Appréciation de l’emploi offert

Assessment of employment offered

203. (1) Sur présentation d’une demande de permis de travail conformément à la section 2 par tout étranger, autre que celui visé à l’un des sous‑alinéas 200(1)c)(i) à (ii.1), l’agent décide, en se fondant sur l’avis du ministère de l’Emploi et du Développement social, sur tout renseignement fourni, à la demande de l’agent, par l’employeur qui présente l’offre d’emploi et sur tout autre renseignement pertinent, si, à la fois :

203. (1) On application under Division 2 for a work permit made by a foreign national other than a foreign national referred to in subparagraphs 200(1)(c)(i) to (ii.1), an officer must determine, on the basis of an opinion provided by the Department of Employment and Social Development, of any information provided on the officer’s request by the employer making the offer and of any other relevant information, if

a) l’offre d’emploi est authentique conformément au paragraphe 200(5);

(a) the job offer is genuine under subsection 200(5);

b) le travail de l’étranger est susceptible d’avoir des effets positifs ou neutres sur le marché du travail canadien;

(b) the employment of the foreign national is likely to have a neutral or positive effect on the labour market in Canada;

[…]

[…]

Intérêts canadiens

Canadian interests

205. Un permis de travail peut être délivré à l’étranger en vertu de l’article 200 si le travail pour lequel le permis est demandé satisfait à l’une ou l’autre des conditions suivantes :

205. A work permit may be issued under section 200 to a foreign national who intends to perform work that

[…]

[…]

d) il est d’ordre religieux ou charitable.

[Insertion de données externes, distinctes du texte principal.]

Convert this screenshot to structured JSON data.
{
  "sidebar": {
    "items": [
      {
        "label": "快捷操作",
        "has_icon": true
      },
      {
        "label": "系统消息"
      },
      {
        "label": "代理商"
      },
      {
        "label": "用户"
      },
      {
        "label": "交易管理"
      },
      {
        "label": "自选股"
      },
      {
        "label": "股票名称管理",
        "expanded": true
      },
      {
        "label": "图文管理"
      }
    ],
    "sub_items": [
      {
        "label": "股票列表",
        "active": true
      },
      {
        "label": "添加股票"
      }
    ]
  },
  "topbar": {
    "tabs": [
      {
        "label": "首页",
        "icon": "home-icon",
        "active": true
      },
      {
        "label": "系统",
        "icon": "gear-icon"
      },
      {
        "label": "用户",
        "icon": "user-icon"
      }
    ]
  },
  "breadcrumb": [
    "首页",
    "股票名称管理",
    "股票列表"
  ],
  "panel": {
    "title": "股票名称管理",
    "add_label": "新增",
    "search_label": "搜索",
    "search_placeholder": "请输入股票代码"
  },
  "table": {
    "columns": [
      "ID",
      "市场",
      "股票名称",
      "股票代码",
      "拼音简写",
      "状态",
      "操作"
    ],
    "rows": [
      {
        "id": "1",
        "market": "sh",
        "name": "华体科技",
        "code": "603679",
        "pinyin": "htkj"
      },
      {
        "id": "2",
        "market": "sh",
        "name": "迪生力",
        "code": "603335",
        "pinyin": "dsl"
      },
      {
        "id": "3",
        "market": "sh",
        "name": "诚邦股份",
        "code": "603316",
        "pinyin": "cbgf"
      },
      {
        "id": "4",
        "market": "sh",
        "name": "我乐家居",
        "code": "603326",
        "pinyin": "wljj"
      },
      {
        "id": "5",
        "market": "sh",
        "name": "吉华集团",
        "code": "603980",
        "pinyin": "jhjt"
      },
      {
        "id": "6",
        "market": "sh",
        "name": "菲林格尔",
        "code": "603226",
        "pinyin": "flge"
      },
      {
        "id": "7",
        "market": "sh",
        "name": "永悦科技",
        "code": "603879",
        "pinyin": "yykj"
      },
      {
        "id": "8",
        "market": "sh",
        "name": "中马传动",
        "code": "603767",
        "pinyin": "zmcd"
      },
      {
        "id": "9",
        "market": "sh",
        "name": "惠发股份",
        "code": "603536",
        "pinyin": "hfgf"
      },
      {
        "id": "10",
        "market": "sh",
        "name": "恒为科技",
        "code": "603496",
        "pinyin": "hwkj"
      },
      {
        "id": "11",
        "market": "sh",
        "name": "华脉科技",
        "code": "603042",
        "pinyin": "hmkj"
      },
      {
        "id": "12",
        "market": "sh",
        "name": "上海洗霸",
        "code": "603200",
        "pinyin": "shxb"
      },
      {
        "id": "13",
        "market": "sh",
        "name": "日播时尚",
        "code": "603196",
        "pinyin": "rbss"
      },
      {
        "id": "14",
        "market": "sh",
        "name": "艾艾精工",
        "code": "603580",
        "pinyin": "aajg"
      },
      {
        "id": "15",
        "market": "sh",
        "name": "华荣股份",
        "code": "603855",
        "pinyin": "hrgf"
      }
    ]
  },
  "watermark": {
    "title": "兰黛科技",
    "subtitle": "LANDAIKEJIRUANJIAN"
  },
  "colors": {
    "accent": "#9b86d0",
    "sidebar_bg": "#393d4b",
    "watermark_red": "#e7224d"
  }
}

(d) is of a religious or charitable nature.

[…]

[…]

ARGUMENTATION

Le demandeur

Aucun AMT n’était nécessairepour obtenir un permis de travail

[14]           Le demandeur soutient qu’il était dispensé de l’obligation de produire un AMT en application de l’alinéa 205d) du Règlement, qui prévoit une exception dans le cas d’un travail « d’ordre religieux ou charitable ». Ainsi, il n’avait pas besoin d’un AMT pour obtenir un permis de travail et continuer à travailler comme prêtre hindou pour son employeur actuel.

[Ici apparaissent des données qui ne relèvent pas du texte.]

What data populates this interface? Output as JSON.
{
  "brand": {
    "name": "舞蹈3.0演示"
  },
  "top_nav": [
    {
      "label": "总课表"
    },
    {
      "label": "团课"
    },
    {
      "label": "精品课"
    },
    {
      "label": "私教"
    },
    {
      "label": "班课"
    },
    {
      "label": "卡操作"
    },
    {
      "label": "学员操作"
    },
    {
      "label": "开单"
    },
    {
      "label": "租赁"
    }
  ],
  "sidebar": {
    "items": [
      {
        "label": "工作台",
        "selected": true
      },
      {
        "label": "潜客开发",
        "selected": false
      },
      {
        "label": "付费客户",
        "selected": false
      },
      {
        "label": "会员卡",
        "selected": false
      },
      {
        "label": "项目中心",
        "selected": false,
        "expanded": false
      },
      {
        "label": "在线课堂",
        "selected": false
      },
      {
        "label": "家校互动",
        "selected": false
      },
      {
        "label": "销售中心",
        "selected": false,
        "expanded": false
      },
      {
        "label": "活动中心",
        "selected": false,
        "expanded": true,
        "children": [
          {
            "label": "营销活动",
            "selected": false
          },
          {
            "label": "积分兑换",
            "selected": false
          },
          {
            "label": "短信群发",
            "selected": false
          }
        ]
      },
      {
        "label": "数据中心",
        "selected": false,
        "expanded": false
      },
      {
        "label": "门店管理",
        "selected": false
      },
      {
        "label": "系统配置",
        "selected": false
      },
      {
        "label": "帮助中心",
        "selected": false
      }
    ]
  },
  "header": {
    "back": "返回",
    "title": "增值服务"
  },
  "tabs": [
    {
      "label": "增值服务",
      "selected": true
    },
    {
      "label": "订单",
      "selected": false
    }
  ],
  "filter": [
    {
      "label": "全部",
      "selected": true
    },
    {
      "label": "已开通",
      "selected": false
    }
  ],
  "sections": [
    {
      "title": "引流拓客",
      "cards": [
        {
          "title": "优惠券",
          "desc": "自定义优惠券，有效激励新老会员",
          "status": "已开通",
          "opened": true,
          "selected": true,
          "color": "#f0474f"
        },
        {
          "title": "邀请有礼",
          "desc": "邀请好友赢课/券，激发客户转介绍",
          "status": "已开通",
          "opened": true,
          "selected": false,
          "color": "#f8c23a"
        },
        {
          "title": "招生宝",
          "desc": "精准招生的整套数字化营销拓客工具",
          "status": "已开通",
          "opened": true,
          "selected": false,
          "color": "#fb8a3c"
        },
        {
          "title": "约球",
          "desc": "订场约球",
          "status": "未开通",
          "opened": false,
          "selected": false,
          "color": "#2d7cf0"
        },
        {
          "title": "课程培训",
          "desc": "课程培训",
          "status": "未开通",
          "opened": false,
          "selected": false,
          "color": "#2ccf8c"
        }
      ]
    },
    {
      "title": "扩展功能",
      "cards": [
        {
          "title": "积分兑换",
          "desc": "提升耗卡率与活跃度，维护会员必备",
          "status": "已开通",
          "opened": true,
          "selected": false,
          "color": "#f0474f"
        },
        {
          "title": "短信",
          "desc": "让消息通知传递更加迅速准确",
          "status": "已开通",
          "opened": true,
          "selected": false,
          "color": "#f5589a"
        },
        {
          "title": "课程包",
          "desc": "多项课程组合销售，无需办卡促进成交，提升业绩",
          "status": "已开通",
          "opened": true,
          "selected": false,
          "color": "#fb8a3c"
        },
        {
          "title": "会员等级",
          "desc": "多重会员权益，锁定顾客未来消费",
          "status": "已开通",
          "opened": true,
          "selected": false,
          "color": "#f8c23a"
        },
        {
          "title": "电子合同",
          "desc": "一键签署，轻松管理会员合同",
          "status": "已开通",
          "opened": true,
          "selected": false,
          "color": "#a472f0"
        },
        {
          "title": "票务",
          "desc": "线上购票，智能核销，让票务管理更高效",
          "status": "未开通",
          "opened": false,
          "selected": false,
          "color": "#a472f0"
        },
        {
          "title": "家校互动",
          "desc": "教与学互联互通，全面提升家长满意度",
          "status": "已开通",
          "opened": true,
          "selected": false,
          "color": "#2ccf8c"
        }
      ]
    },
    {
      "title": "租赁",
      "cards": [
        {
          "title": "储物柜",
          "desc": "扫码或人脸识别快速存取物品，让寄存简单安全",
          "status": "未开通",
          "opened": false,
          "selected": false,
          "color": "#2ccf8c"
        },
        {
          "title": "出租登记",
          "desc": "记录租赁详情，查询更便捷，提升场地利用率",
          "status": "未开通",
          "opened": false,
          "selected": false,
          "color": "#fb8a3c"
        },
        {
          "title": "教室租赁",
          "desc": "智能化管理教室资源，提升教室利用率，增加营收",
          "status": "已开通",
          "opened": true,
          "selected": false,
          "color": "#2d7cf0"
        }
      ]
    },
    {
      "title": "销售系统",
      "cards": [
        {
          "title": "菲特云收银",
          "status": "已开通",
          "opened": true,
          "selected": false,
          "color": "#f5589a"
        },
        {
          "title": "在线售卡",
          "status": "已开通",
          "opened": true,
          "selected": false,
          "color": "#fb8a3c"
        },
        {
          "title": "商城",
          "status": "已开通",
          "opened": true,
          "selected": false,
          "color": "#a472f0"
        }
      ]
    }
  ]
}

[15]           Dans sa demande de rétablissement, le demandeur affirme qu’il a clairement précisé qu’il entendait exercer la profession de prêtre hindou et qu’il a présenté une offre de son employeur l’invitant à travailler comme prêtre hindou. L’agent devait donc décider s’il était un prêtre hindou, auquel cas il bénéficiait d’une dispense d’AMT en application de l’alinéa 205d) du Règlement. Pour ce faire, affirme le demandeur, l’agent devait appliquer la Section 5.39 du Manuel d’opération de CIC, FW 1 : Procédures des travailleurs étrangers temporaires [Procédures FW 1], dont voici un extrait :

La dispense d’AMT selon le R205d) s’applique aux travailleurs dans les domaines religieux et de bienfaisance qui assument des fonctions religieuses pour un organisme religieux ou de bienfaisance canadien et dont les fonctions, au cours de leur service dans un organisme religieux ou de bienfaisance ne sont pas en concurrence directe avec celles des citoyens canadiens ou des permanents résidents sur le marché du travail canadien. Il (sic) ne s’applique pas aux employés d’organisme religieux qui entrent pour prêcher une doctrine ou être au service d’une congrégation, car ceux-ci peuvent être autorisés à entrer au Canada en vertu du R186l).

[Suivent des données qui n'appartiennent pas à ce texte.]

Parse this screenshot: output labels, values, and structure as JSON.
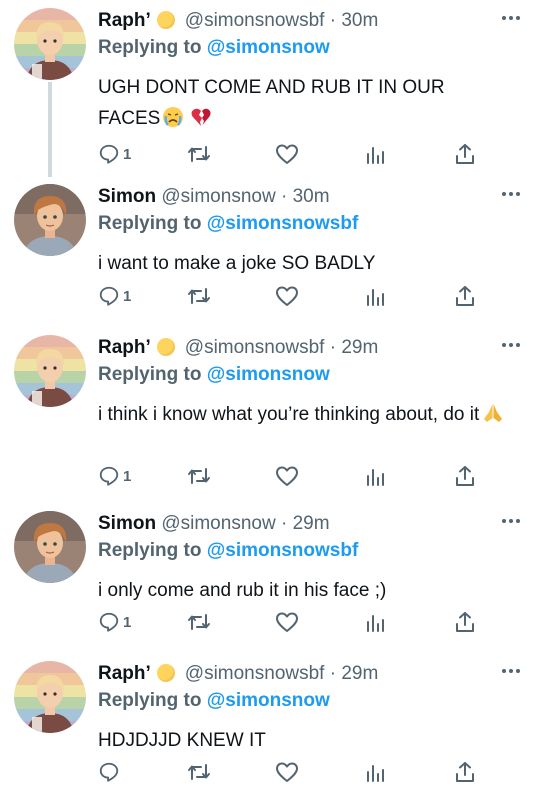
{
  "colors": {
    "link": "#1d9bf0",
    "muted": "#536471",
    "text": "#0f1419",
    "thread_line": "#cfd9de"
  },
  "tweets": [
    {
      "author": "raph",
      "name": "Raph’",
      "badge_icon": "sun-emoji-icon",
      "handle": "@simonsnowsbf",
      "dot": "·",
      "time": "30m",
      "reply_label": "Replying to",
      "reply_to": "@simonsnow",
      "text": "UGH DONT COME AND RUB IT IN OUR FACES",
      "trailing_emoji": [
        "crying-face-icon",
        "broken-heart-icon"
      ],
      "reply_count": "1"
    },
    {
      "author": "simon",
      "name": "Simon",
      "handle": "@simonsnow",
      "dot": "·",
      "time": "30m",
      "reply_label": "Replying to",
      "reply_to": "@simonsnowsbf",
      "text": "i want to make a joke SO BADLY",
      "reply_count": "1"
    },
    {
      "author": "raph",
      "name": "Raph’",
      "badge_icon": "sun-emoji-icon",
      "handle": "@simonsnowsbf",
      "dot": "·",
      "time": "29m",
      "reply_label": "Replying to",
      "reply_to": "@simonsnow",
      "text": "i think i know what you’re thinking about, do it",
      "trailing_emoji": [
        "folded-hands-icon"
      ],
      "reply_count": "1"
    },
    {
      "author": "simon",
      "name": "Simon",
      "handle": "@simonsnow",
      "dot": "·",
      "time": "29m",
      "reply_label": "Replying to",
      "reply_to": "@simonsnowsbf",
      "text": "i only come and rub it in his face ;)",
      "reply_count": "1"
    },
    {
      "author": "raph",
      "name": "Raph’",
      "badge_icon": "sun-emoji-icon",
      "handle": "@simonsnowsbf",
      "dot": "·",
      "time": "29m",
      "reply_label": "Replying to",
      "reply_to": "@simonsnow",
      "text": "HDJDJJD KNEW IT",
      "reply_count": ""
    }
  ],
  "action_icons": [
    "reply-icon",
    "retweet-icon",
    "like-icon",
    "analytics-icon",
    "share-icon"
  ]
}
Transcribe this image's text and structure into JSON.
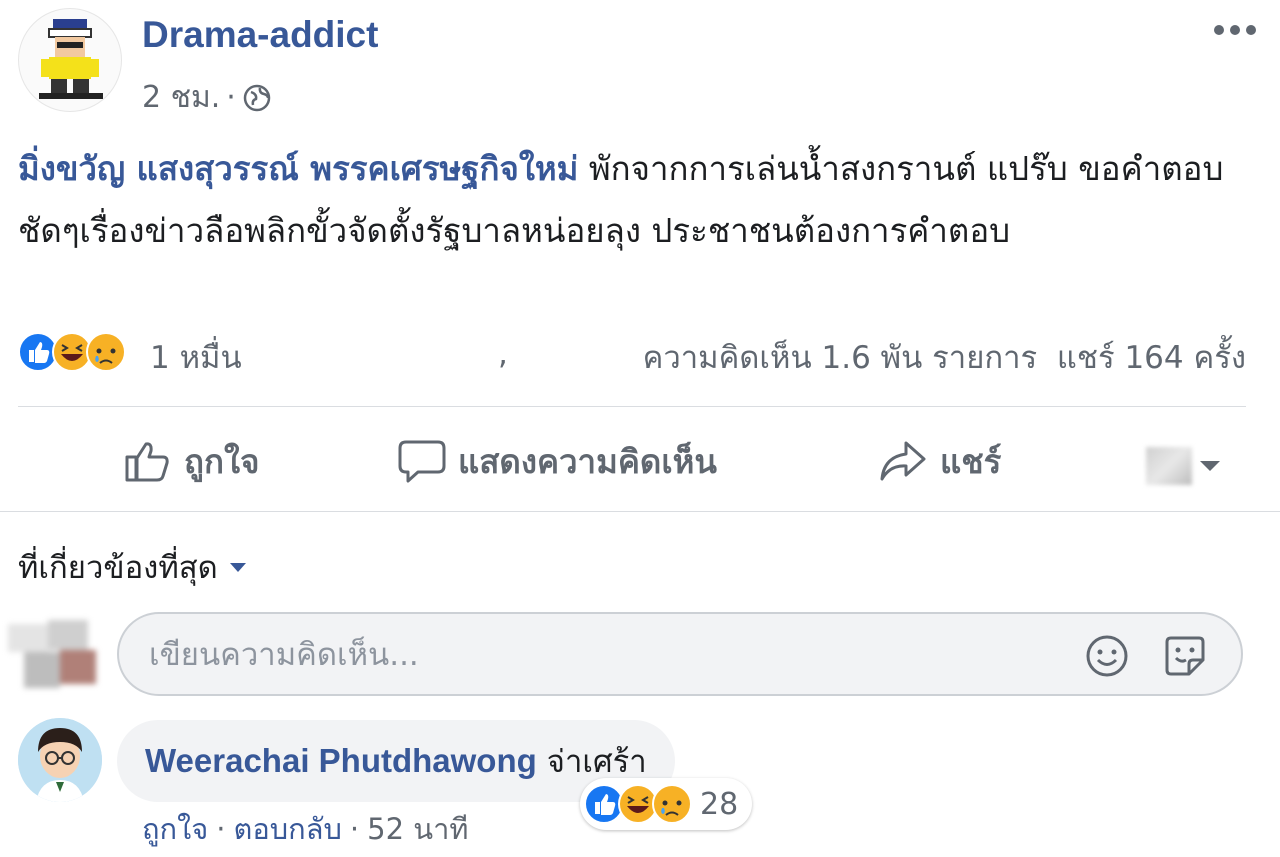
{
  "post": {
    "author": "Drama-addict",
    "time": "2 ชม.",
    "separator": "·",
    "privacy_icon": "globe-icon",
    "tag": "มิ่งขวัญ แสงสุวรรณ์ พรรคเศรษฐกิจใหม่",
    "body": " พักจากการเล่นน้ำสงกรานต์ แปร๊บ ขอคำตอบชัดๆเรื่องข่าวลือพลิกขั้วจัดตั้งรัฐบาลหน่อยลุง ประชาชนต้องการคำตอบ"
  },
  "stats": {
    "reaction_icons": [
      "like-icon",
      "haha-icon",
      "sad-icon"
    ],
    "reaction_count": "1 หมื่น",
    "stray": ",",
    "comments": "ความคิดเห็น 1.6 พัน รายการ",
    "shares": "แชร์ 164 ครั้ง"
  },
  "actions": {
    "like": "ถูกใจ",
    "comment": "แสดงความคิดเห็น",
    "share": "แชร์"
  },
  "comments_section": {
    "sort_label": "ที่เกี่ยวข้องที่สุด",
    "input_placeholder": "เขียนความคิดเห็น..."
  },
  "comment": {
    "author": "Weerachai Phutdhawong",
    "text": "จ่าเศร้า",
    "reaction_icons": [
      "like-icon",
      "haha-icon",
      "sad-icon"
    ],
    "reaction_count": "28",
    "like_label": "ถูกใจ",
    "reply_label": "ตอบกลับ",
    "sep": "·",
    "time": "52 นาที"
  },
  "colors": {
    "link": "#385898",
    "meta": "#606770",
    "like": "#1877f2",
    "emoji": "#f7b125"
  }
}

[16]           Le demandeur soutient que l’agent a commis une erreur susceptible de contrôle en n’appliquant pas les Procédures FW 1 et le Règlement : Arora, précitée. Il affirme que ni les Procédures FW 1 ni le Règlement ne l’obligent à produire un AMT pour obtenir un permis l’autorisant à travailler pour une organisation religieuse en qualité de prêtre, dont les fonctions principales consistent à prêcher une doctrine, à être au service d’une congrégation ou d’un groupe ou à donner des conseils d’ordre spirituel. Il n’entrait pas au Canada pour prêcher une doctrine, puisqu’il se trouvait déjà au Canada et qu’il cherchait à faire prolonger son permis de travail alors en vigueur ou son statut de résident temporaire pour continuer à travailler comme prêtre hindou. La lettre contenant l’offre d’emploi décrivait ses tâches et démontrait ainsi qu’il avait droit à la dispense d’AMT à titre d’employé d’un ordre religieux qui exerçait ses fonctions pour une organisation religieuse canadienne. Il ne serait pas en concurrence directe avec des citoyens canadiens ou des résidents permanents sur le marché du travail canadien. L’omission de la part de l’agent de tenir compte des fonctions décrites dans la lettre d’offre d’emploi et de déterminer si cette lettre lui donnait droit à la dispense d’AMT de l’alinéa 205d) par l’application de la Section 5.39 des Procédures FW 1 constitue une erreur susceptible de contrôle.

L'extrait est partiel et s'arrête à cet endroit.